Trapped, Mary had to agree. But she said, “The police aren’t even positive the same man killed both dancers.”

“Yeah, they are,” Mary said knowledgeably, “they’re just not clueing in the public. And can you blame them? You know how the news media is—jackals with microphones and typewriters. They’d make an investigation, then a trial, impossible. Cops are smarter’n a lotta people think, and in a case like this they use something called VICAP. I read about it in a magazine just this morning, part of a list of things where America still leads the rest of the world.”

“Vicap? Sounds like a cold medicine.”

“Stands for Violent Criminal Apprehension Program,” Helen said smugly. “It’s a central storehouse of information about crimes and criminals all over the country, so a computer can pick up similarities in them and print them out and the police can know about matching M.O.s—that means Method of Operation. So when those two women were killed, the cops’ computer linked up with VICAP and showed they were both humped by the killer after they were dead. See, that’s the common denominator in the two crimes, and you can bet there’s others they’re keeping secret. Other things that were done to those poor gals.”

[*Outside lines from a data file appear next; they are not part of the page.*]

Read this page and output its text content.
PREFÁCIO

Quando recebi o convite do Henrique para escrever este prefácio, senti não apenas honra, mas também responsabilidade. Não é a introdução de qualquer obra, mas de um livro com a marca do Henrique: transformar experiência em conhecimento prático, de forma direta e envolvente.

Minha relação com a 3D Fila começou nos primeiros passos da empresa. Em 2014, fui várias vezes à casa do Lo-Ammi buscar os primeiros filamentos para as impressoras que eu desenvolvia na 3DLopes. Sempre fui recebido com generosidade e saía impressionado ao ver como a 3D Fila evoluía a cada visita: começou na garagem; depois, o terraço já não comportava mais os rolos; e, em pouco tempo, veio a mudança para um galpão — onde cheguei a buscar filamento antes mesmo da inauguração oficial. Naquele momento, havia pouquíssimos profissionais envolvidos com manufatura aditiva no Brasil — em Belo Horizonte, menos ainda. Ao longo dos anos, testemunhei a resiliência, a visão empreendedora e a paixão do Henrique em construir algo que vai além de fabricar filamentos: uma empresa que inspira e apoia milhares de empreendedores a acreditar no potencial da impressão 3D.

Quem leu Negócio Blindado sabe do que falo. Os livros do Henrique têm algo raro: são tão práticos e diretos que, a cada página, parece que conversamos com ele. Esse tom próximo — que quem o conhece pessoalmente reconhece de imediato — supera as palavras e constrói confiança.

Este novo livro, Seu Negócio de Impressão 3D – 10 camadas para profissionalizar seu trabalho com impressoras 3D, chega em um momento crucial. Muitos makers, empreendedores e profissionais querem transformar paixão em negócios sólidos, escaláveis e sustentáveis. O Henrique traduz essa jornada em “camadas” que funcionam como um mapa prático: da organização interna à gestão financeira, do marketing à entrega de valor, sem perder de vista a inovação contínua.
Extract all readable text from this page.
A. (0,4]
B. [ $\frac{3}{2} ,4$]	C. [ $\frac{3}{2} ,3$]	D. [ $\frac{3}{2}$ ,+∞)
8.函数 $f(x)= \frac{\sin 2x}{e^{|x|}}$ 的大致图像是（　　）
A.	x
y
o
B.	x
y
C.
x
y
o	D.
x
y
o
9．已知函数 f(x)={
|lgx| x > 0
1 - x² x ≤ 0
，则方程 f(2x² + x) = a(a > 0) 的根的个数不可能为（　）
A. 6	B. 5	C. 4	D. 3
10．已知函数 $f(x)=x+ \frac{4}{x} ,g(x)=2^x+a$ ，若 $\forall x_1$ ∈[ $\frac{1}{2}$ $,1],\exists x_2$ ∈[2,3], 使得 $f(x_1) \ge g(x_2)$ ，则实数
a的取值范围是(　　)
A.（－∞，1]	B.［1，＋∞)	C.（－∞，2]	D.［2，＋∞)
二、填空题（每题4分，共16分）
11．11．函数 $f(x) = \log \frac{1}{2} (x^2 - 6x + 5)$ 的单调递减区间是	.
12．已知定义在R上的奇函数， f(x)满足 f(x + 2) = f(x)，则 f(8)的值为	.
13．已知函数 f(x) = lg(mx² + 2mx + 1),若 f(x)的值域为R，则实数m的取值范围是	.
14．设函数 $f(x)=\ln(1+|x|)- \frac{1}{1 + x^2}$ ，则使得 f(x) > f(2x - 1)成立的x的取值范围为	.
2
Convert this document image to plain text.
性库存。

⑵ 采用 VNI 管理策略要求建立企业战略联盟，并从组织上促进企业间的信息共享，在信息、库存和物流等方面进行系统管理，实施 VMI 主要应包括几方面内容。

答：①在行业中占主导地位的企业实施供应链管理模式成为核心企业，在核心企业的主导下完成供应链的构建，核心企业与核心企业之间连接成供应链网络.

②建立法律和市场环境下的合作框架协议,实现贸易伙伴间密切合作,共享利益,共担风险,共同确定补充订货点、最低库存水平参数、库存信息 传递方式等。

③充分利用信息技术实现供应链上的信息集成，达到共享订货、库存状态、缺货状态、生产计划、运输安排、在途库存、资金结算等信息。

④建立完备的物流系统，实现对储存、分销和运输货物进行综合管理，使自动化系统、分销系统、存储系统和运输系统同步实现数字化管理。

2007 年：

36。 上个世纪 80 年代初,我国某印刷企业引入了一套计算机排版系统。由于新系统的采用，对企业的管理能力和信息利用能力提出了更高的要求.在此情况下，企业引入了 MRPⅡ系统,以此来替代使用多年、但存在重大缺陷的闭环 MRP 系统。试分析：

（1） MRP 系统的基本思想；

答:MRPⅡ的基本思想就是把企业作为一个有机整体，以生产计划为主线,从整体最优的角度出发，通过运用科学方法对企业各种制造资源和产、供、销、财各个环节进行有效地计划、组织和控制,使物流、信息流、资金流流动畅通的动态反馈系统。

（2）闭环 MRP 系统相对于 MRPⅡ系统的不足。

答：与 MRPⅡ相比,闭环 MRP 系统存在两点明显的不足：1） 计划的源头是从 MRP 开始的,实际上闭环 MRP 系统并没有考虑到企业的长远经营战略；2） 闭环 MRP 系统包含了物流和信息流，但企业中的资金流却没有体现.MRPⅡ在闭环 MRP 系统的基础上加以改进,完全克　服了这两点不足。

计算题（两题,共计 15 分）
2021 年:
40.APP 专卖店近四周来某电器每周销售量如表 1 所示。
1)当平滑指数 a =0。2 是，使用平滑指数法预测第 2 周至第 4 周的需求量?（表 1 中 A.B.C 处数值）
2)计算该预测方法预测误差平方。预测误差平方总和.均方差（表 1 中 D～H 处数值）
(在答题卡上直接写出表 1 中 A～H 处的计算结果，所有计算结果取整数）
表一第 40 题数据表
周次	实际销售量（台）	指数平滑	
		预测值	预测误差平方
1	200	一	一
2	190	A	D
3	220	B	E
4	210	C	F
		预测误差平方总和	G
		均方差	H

“Why wouldn’t the computer point out the fact both women were ballroom dancers? The police don’t seem very interested in that.”

“Probably they’re not interested because that’s not the sort of information they’d feed a computer about a murder victim in the first place, that she knew how to dance. Or that she competed. Big deal. To them the only ballroom dancing’s the kind that goes on at proms or country clubs. They wouldn’t figure it’d matter anymore’n if she played racquetball or liked sour cream on her potato. The similarity’s not in the main data bank, so the cops disregard it. Cops think like that, you know.”

Mary didn’t know, but everyone else seemed to have a handle on how the police operated.

Still sitting down, she bent forward and slipped her street high heels into her dance bag. She saw on the carpet the scuffed toes of a man’s black leather dance shoes, and looked up at Mel.

He was smiling down at her, so young, gentle, anything but threatening.